Как довольно хороший специалист, он не верил в то, что Марина будет прежней, а еще вполне справедливо опасался, что совсем скоро в мозгу могут наступить необратимые изменения, и тогда счастьем будет уже то, что Коваль сможет хоть как-то реагировать, не говоря уже ни о чем другом. Но Хохол так верил в то, что подобного не произойдет, и Валерка не решался даже заговаривать с ним на эту тему. «Надо же, как привязала мужика!» – подумал Кулик не без уважения. Он знал Марину много лет, еще задолго до того, как она стала железной Наковальней. Помнил еще по институту высокую, стройную шатенку с синими глазами и невероятной фигурой. За ней волочились практически все парни, однако она не замечала никого вокруг, даря внимание мрачному красавчику Нисевичу, который, в свою очередь, ревниво охранял свою добычу от любых посягательств извне. Валерке, низкорослому, белесому «ботанику», эта пара казалась сошедшей с Олимпа, не меньше. Чтобы самому приблизиться к Марине хоть на пять шагов, он даже не думал. Позже, уже работая в больнице, они иногда оказывались рядом на планерках, но и тут Нисевич был начеку.

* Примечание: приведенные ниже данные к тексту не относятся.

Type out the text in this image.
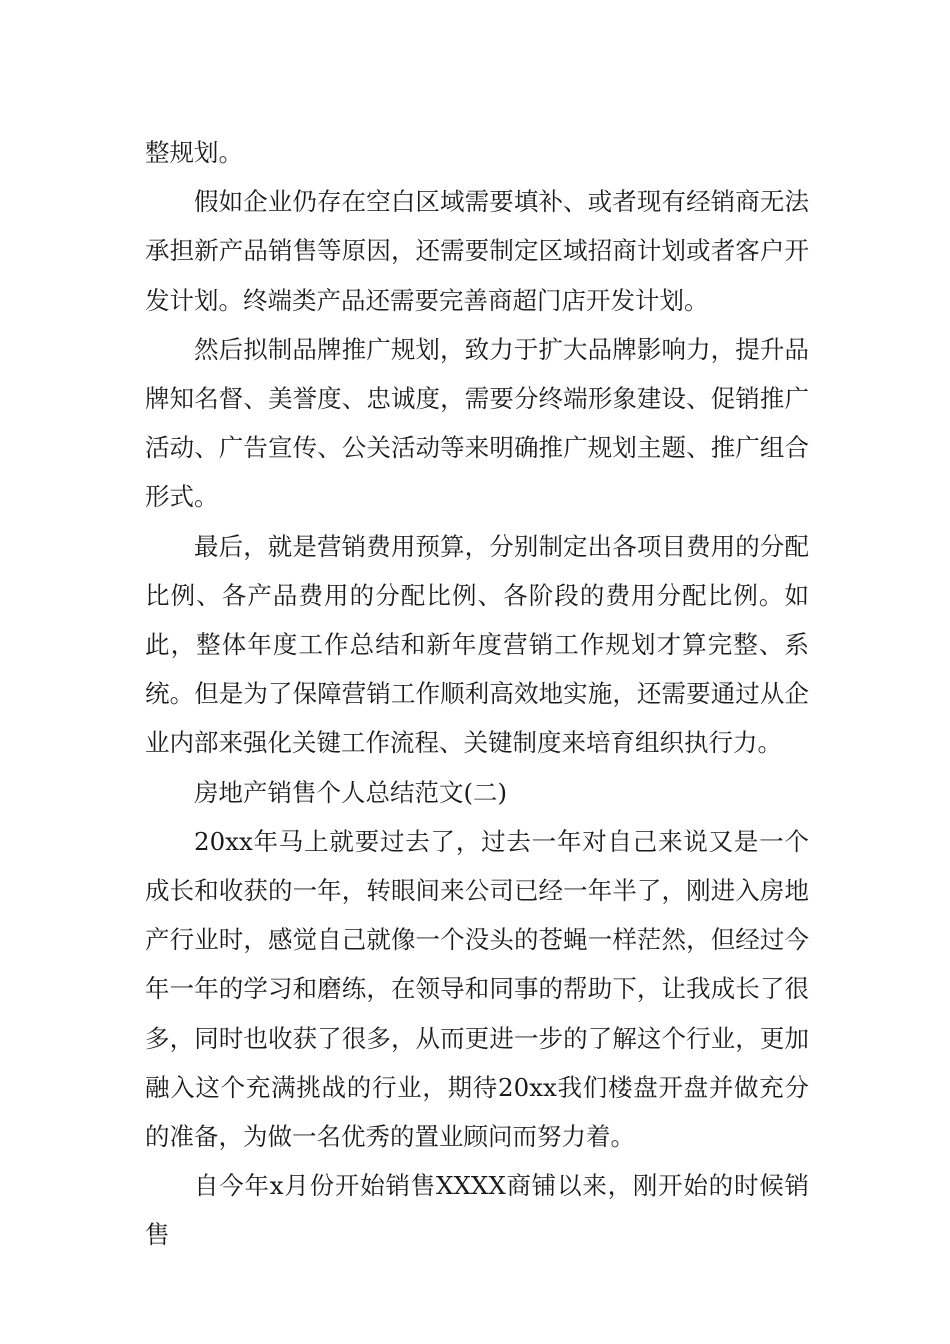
整规划。

假如企业仍存在空白区域需要填补、或者现有经销商无法承担新产品销售等原因，还需要制定区域招商计划或者客户开发计划。终端类产品还需要完善商超门店开发计划。

然后拟制品牌推广规划，致力于扩大品牌影响力，提升品牌知名督、美誉度、忠诚度，需要分终端形象建设、促销推广活动、广告宣传、公关活动等来明确推广规划主题、推广组合形式。

最后，就是营销费用预算，分别制定出各项目费用的分配比例、各产品费用的分配比例、各阶段的费用分配比例。如此，整体年度工作总结和新年度营销工作规划才算完整、系统。但是为了保障营销工作顺利高效地实施，还需要通过从企业内部来强化关键工作流程、关键制度来培育组织执行力。

房地产销售个人总结范文(二)

20xx年马上就要过去了，过去一年对自己来说又是一个成长和收获的一年，转眼间来公司已经一年半了，刚进入房地产行业时，感觉自己就像一个没头的苍蝇一样茫然，但经过今年一年的学习和磨练，在领导和同事的帮助下，让我成长了很多，同时也收获了很多，从而更进一步的了解这个行业，更加融入这个充满挑战的行业，期待20xx我们楼盘开盘并做充分的准备，为做一名优秀的置业顾问而努力着。

自今年x月份开始销售XXXX商铺以来，刚开始的时候销售
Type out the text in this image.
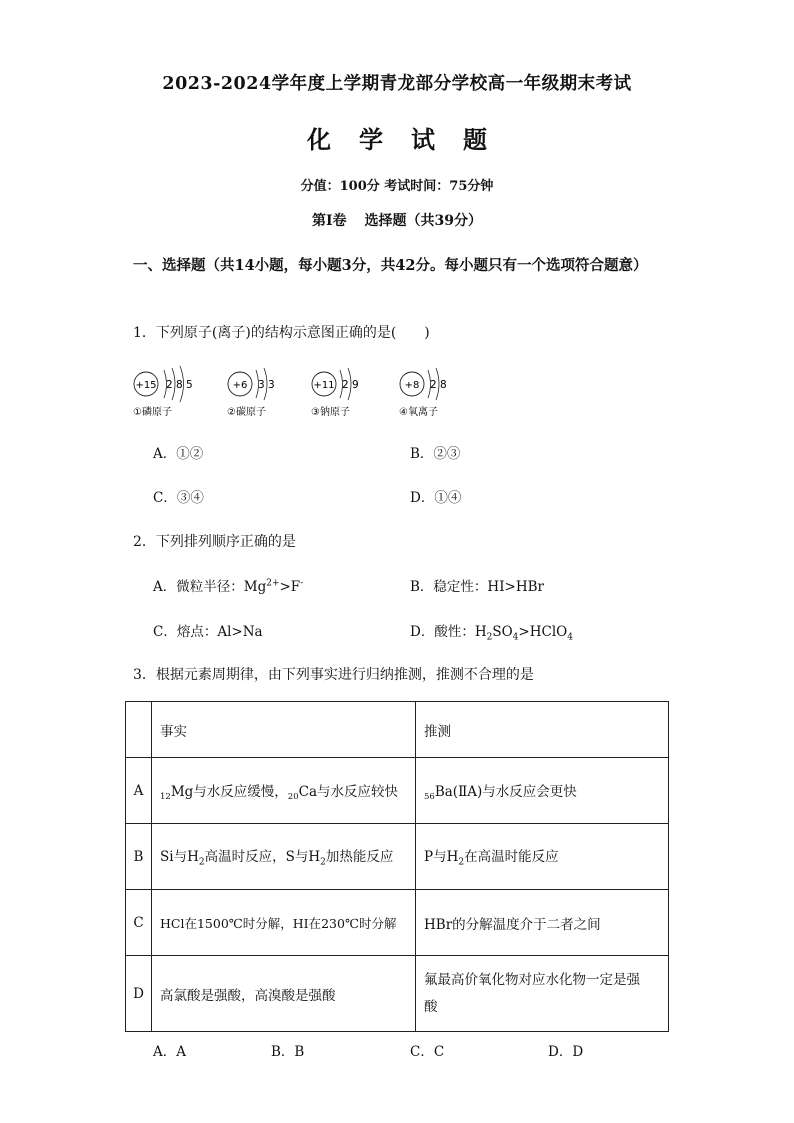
2023-2024学年度上学期青龙部分学校高一年级期末考试
化学试题
分值：100分 考试时间：75分钟
第Ⅰ卷 选择题（共39分）
一、选择题（共14小题，每小题3分，共42分。每小题只有一个选项符合题意）
1．下列原子(离子)的结构示意图正确的是(　　)
+15 2 8 5
①磷原子
+6 3 3
②碳原子
+11 2 9
③钠原子
+8 2 8
④氧离子
A．①②	B．②③
C．③④	D．①④
2．下列排列顺序正确的是
A．微粒半径：$Mg^{2+}>F^-$	B．稳定性：HI>HBr
C．熔点：Al>Na	D．酸性：$H_2SO_4>HClO_4$
3．根据元素周期律，由下列事实进行归纳推测，推测不合理的是
	事实	推测
A	$_{12}$Mg与水反应缓慢，$_{20}$Ca与水反应较快	$_{56}$Ba(ⅡA)与水反应会更快
B	Si与$H_2$高温时反应，S与$H_2$加热能反应	P与$H_2$在高温时能反应
C	HCl在1500℃时分解，HI在230℃时分解	HBr的分解温度介于二者之间
D	高氯酸是强酸，高溴酸是强酸	氟最高价氧化物对应水化物一定是强
酸
A．A	B．B	C．C	D．D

Валерка любил свою жену, но она была обычной женщиной с обычными недостатками. Марина же казалась ему идеальной и потому недоступной. Но недоступное, как известно, притягивает… Однако Кулик прекрасно понимал, что вряд ли посмеет даже сделать попытку. Вон как зыркает в его сторону Хохол всякий раз, когда Валерка прикасается к Марине, а уж думать о том, что произойдет, если вдруг он позволит себе лишнее… Даже лекарства в подключичный катетер он вводит под чутким вниманием Женьки, тот сам расстегивает черную спортивную кофту, зорко следя, чтобы, не дай бог, не открылась грудь. Да оно и понятно – будь у Валерки такая женщина, он тоже не подпускал бы к ней никого.

Марина зашевелилась, подняла руку, и Хохол сразу вскинулся, поймал тонкие пальцы:

– Что, котенок?

Сухие губы едва шевельнулись, и из них вырвался не то хрип, не то шепот. Женька наклонился к ним ухом и скорее почувствовал, чем услышал:

– Пиить…

Он вскочил на ноги и победоносно глянул на Кулика:

– Слышал?! Ты слышал?! Она пить просит! – и метнулся к соседнему сиденью, где стояла большая сумка со всякой всячиной, вынул бутылку «Перье» и, отведя чуть в сторону торчавший из носа зонд, бережно влил Марине в рот несколько капель.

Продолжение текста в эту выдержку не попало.